When I debug it in Nsight with the memory checker on, it flags a bunch of memory violations. This is happening within the for loops due to the fact that the bounds checking logic

```
if (i < max_i)
```

is not working correctly. Specifically, a watch on max_i reveals a ridiculously large positive

number in cases where the expression

```
int max_i = (n - block_width * curr_block_this_row - threadIdx.x + unroll_stride - 1) / unroll_stride;
```

should actually be negative, and therefore stop memory access completely for those threads. (Yes, I am currently running with more threads than the matrix size requires.)

What’s especially strange is that the problem can be trivially resolved in one of 2 ways:

- Breaking up the calculation of max_i into

```
int max_i_num = n - block_width * curr_block_this_row - threadIdx.x + unroll_stride - 1;
int max_i_den = unroll_stride;
int max_i = max_i_num / max_i_den;
```

This stops the memory access errors, and when I break I can see that max_i is correctly negative in the cases where it should be.

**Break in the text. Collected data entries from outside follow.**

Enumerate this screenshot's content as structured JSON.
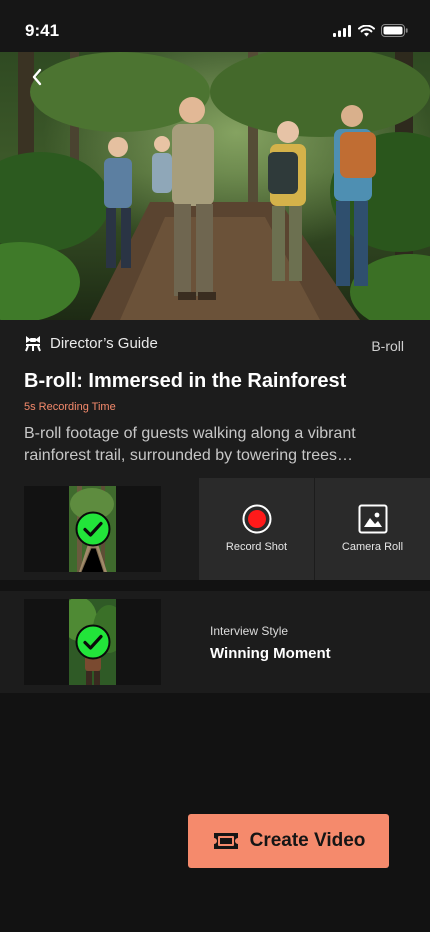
{
  "status_bar": {
    "time": "9:41",
    "icons": [
      "cellular-signal-icon",
      "wifi-icon",
      "battery-icon"
    ]
  },
  "hero": {
    "image_alt": "Group of hikers walking along a rainforest trail",
    "back_icon": "chevron-left-icon"
  },
  "guide": {
    "icon": "clapperboard-icon",
    "label": "Director’s Guide",
    "type": "B-roll",
    "title": "B-roll: Immersed in the Rainforest",
    "recording_time": "5s Recording Time",
    "description": "B-roll footage of guests walking along a vibrant rainforest trail, surrounded by towering trees…"
  },
  "shots": [
    {
      "thumb_icon": "check-circle-icon",
      "actions": [
        {
          "label": "Record Shot",
          "icon": "record-icon"
        },
        {
          "label": "Camera Roll",
          "icon": "image-icon"
        }
      ]
    },
    {
      "thumb_icon": "check-circle-icon",
      "style_label": "Interview Style",
      "style_title": "Winning Moment"
    }
  ],
  "create_button": {
    "label": "Create Video",
    "icon": "ticket-icon"
  },
  "colors": {
    "accent": "#f58a6c",
    "check_green": "#22e43a",
    "record_red": "#ff1a1a",
    "background": "#121212",
    "card": "#1c1c1c"
  }
}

- Get rid of max_i completely and replace all the if statements with the more verbose (and computationally expensive)

```
if (block_width * curr_block_this_row + threadIdx.x + i* unroll_stride < n)
```

Again this stops the memory access errors.

I’m hoping that this can either be confirmed as some kind of compiler optimization bug, or some explanation given for the problem (and why either of these simple changes resolves it).